The older I get, the more I come to realise that good design is often found where objects are produced in quantity, by hand by small scale and local makers, often relatively inexpensive, accessible, functional in everyday life and representative of the region in which they were produced.
That's what good design means to me.
Image Credit: Scott Van Tuil, photo by Jonathan Wherrett
Scott van Tuil
VAN TUIL Design Studio was established by Scott van Tuil upon graduating from the University of Tasmania, with a Bachelor of Environmental Design. Working across a diversity of modes, materials and scales, the desire is always to create objects that are beautiful in form and function, and meaningfully contribute to the spaces they inhabit. Located in Hobart, Tasmania, this small island at the edge of the world continues to inspire and influence.
Image Credit: Jane Bamford, photo courtesy of the designer
Bamford began studying ceramics in Japan at To En Kai studio in 1993. She subsequently completed a BFA, majoring in Ceramics at the Tasmanian College of the Arts, Hobart and was awarded the Deans’ roll of excellence in 1995. Bamford was selected as an Associate at the Jam Factory Craft and Design Centre in Adelaide in 1997 and has since exhibited throughout Australia and internationally.
Bamford creates work over a range of ceramic processes including slab formed, hand built, slip cast and weaving. Her work is primarily informed from research and observation of the coastal, marine, and alpine landscapes of Tasmania. Her observation, connection to place and environmental awareness has led her to produce work on issues like climate change’s impact on Tasmanian marine environments and the creation of Spotted Handfish spawning habitat in collaboration with CSIRO.
Bamford has actively pursued art/science collaborative projects, including collaborating with little penguin ecologists in both Tasmania and South Australia and has developed links to philanthropy in species support.
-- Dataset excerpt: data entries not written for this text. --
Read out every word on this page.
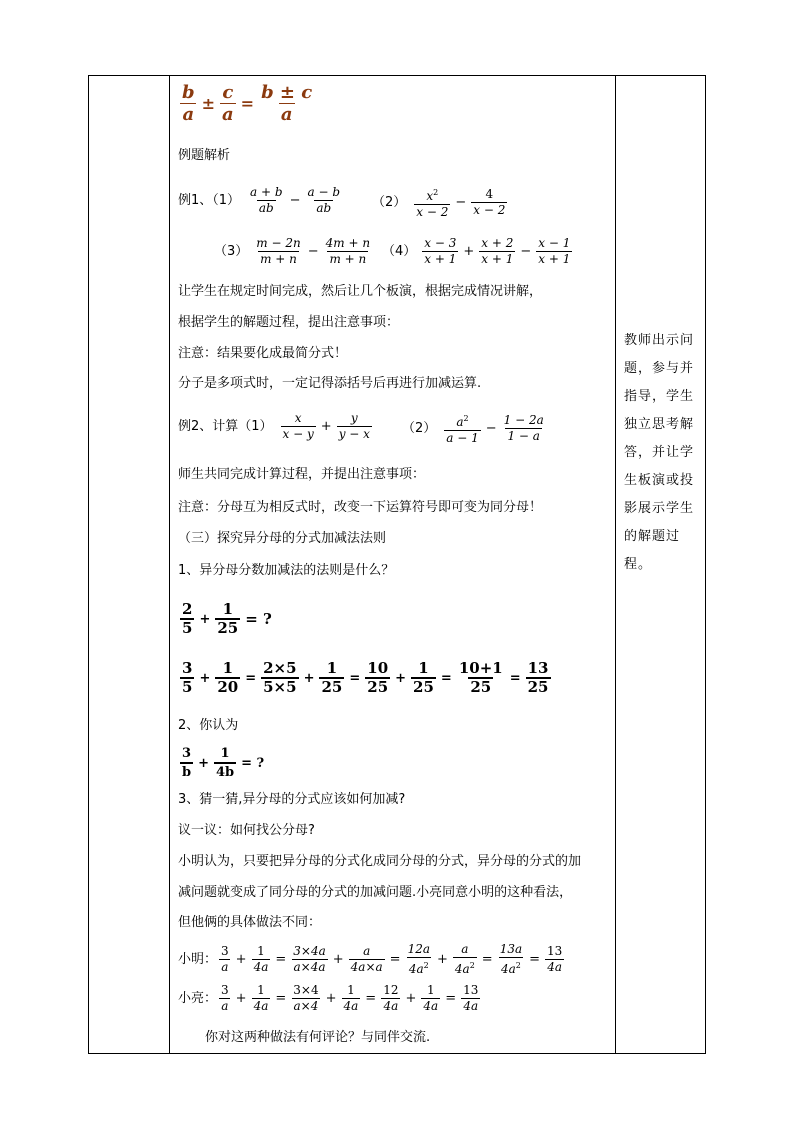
$\frac{b}{a} \pm \frac{c}{a} = \frac{b \pm c}{a}$
例题解析
例1、$(1) \frac{a + b}{ab} - \frac{a - b}{ab} (2) \frac{x^2}{x - 2} - \frac{4}{x - 2}$
$(3) \frac{m - 2n}{m + n} - \frac{4m + n}{m + n} (4) \frac{x - 3}{x + 1} + \frac{x + 2}{x + 1} - \frac{x - 1}{x + 1}$
让学生在规定时间完成，然后让几个板演，根据完成情况讲解，
根据学生的解题过程，提出注意事项：
注意：结果要化成最简分式！
分子是多项式时，一定记得添括号后再进行加减运算.
例2、计算$(1) \frac{x}{x - y} + \frac{y}{y - x} (2) \frac{a^2}{a - 1} - \frac{1 - 2a}{1 - a}$
师生共同完成计算过程，并提出注意事项：
注意：分母互为相反式时，改变一下运算符号即可变为同分母！
（三）探究异分母的分式加减法法则
1、异分母分数加减法的法则是什么？
$\frac{2}{5} + \frac{1}{25}$ = ?
$\frac{3}{5} + \frac{1}{20} = \frac{2\times 5}{5\times 5} + \frac{1}{25} = \frac{10}{25} + \frac{1}{25} = \frac{10+1}{25} = \frac{13}{25}$
2、你认为
$\frac{3}{b} + \frac{1}{4b}$ = ?
3、猜一猜,异分母的分式应该如何加减?
议一议：如何找公分母?
小明认为，只要把异分母的分式化成同分母的分式，异分母的分式的加
减问题就变成了同分母的分式的加减问题.小亮同意小明的这种看法，
但他俩的具体做法不同：
小明： $\frac{3}{a} + \frac{1}{4a} = \frac{3\times 4a}{a\times 4a} + \frac{a}{4a\times a} = \frac{12a}{4a^2} + \frac{a}{4a^2} = \frac{13a}{4a^2} = \frac{13}{4a}$
小亮： $\frac{3}{a} + \frac{1}{4a} = \frac{3\times 4}{a\times 4} + \frac{1}{4a} = \frac{12}{4a} + \frac{1}{4a} = \frac{13}{4a}$
你对这两种做法有何评论？与同伴交流.
教师出示问题，参与并指导，学生独立思考解答，并让学生板演或投影展示学生的解题过程。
She is currently an artist in residence at the University of Tasmania Centre for the Arts and Media creating ceramic work to be deployed in marine installations as part of a collaborative project to regenerate a series of native oyster reefs in South Australia.
Jane has become known for pioneering an arts practice around creating functional forms in species support which embody creative problem solving, functionality and compassion for the non-human world.
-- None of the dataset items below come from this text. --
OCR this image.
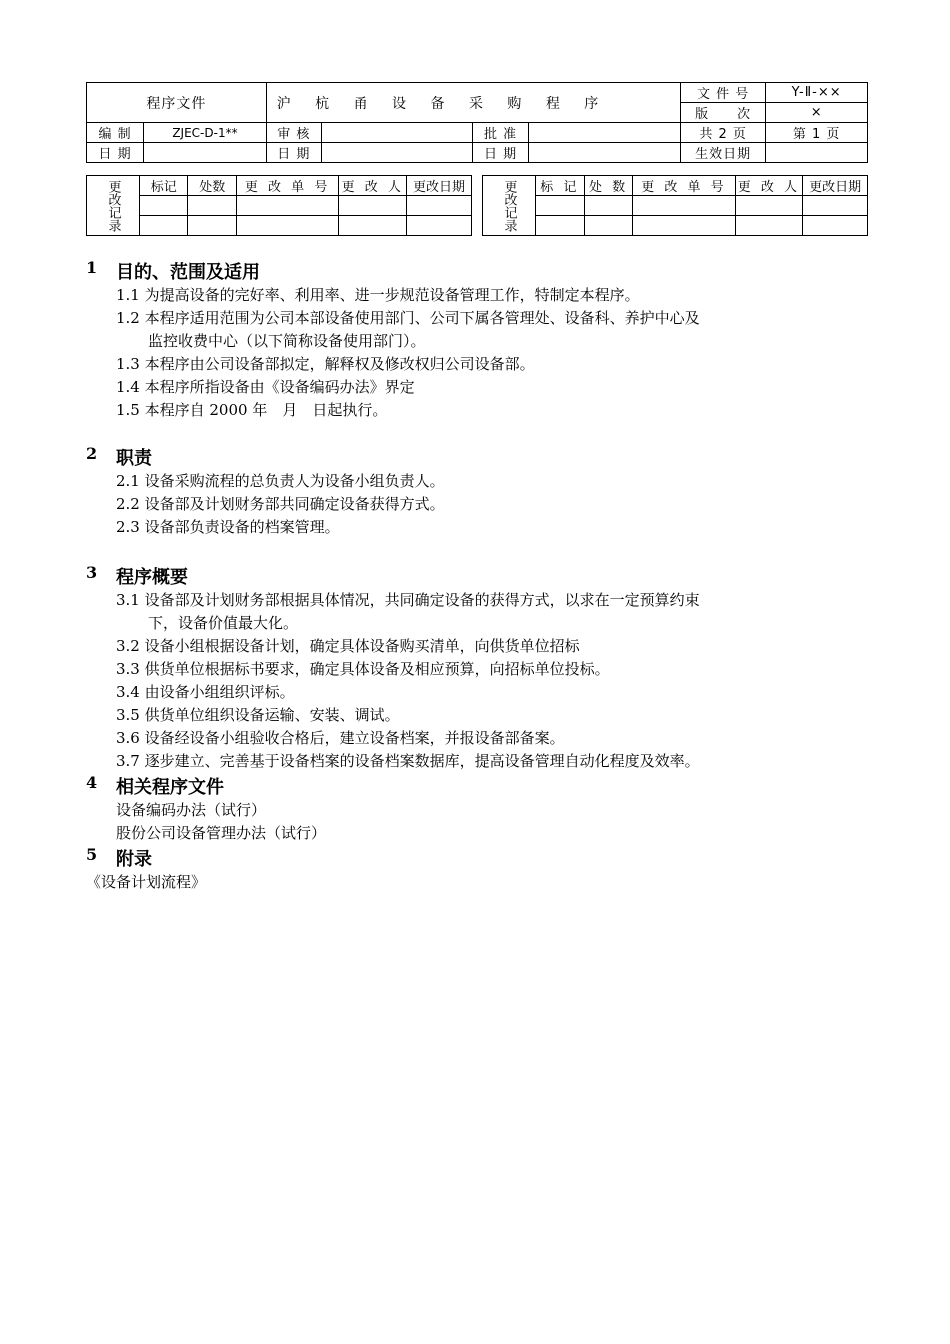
程序文件		沪 杭 甬 设 备 采 购 程 序				文 件 号	Y-Ⅱ-××
						版　　次	×
编 制	ZJEC-D-1**	审 核		批 准		共 2 页	第 1 页
日 期		日 期		日 期		生效日期	
更改记录	标记	处数	更 改 单 号	更 改 人	更改日期

					更改记录	标 记	处 数	更 改 单 号	更 改 人	更改日期

1	目的、范围及适用
1.1 为提高设备的完好率、利用率、进一步规范设备管理工作，特制定本程序。
1.2 本程序适用范围为公司本部设备使用部门、公司下属各管理处、设备科、养护中心及
监控收费中心（以下简称设备使用部门）。
1.3 本程序由公司设备部拟定，解释权及修改权归公司设备部。
1.4 本程序所指设备由《设备编码办法》界定
1.5 本程序自 2000 年　月　日起执行。
2	职责
2.1 设备采购流程的总负责人为设备小组负责人。
2.2 设备部及计划财务部共同确定设备获得方式。
2.3 设备部负责设备的档案管理。
3	程序概要
3.1 设备部及计划财务部根据具体情况，共同确定设备的获得方式，以求在一定预算约束
下，设备价值最大化。
3.2 设备小组根据设备计划，确定具体设备购买清单，向供货单位招标
3.3 供货单位根据标书要求，确定具体设备及相应预算，向招标单位投标。
3.4 由设备小组组织评标。
3.5 供货单位组织设备运输、安装、调试。
3.6 设备经设备小组验收合格后，建立设备档案，并报设备部备案。
3.7 逐步建立、完善基于设备档案的设备档案数据库，提高设备管理自动化程度及效率。
4	相关程序文件
设备编码办法（试行）
股份公司设备管理办法（试行）
5	附录
《设备计划流程》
Image Credit: Brodie Neill, photo by Mark Cocksedge
Born and raised in Hobart, Tasmania, Brodie Neill studied Furniture Design at the Tasmanian School of Art before completing his Master’s at the Rhode Island School of Design (US). In 2005 Neill setup his London studio where his work covers limited editions as well as production pieces for his self- produced brand Made in Ratio. In 2016, Neill represented Australia at the inaugural London Design Biennale with a critically acclaimed installation Plastic Effects, where he launched the now iconic Gyro table.
Neill is known for his mastery of materials, form, and process. He crafts inventive, resourceful, beautiful contemporary design works. Brodie Neill recontextualises and transforms not only virgin materials, but the forgotten, the waste, the discarded, into mesmerizingly beautiful, refined designs. All of this with a strong message that is elegantly contained in each piece. They embody care, environment, origin, and lifecycle. Eminently collectable, Brodie Neill designs can be found in galleries and museums, as well as the home, particularly with Made in Ratio.
ReCoil, his elliptical centrepiece table was first presented by Design Tasmania for London Craft Week 2021, in partnership with Hydrowood, Lark Distillery, the Tasmanian Government and UK/Australia Season.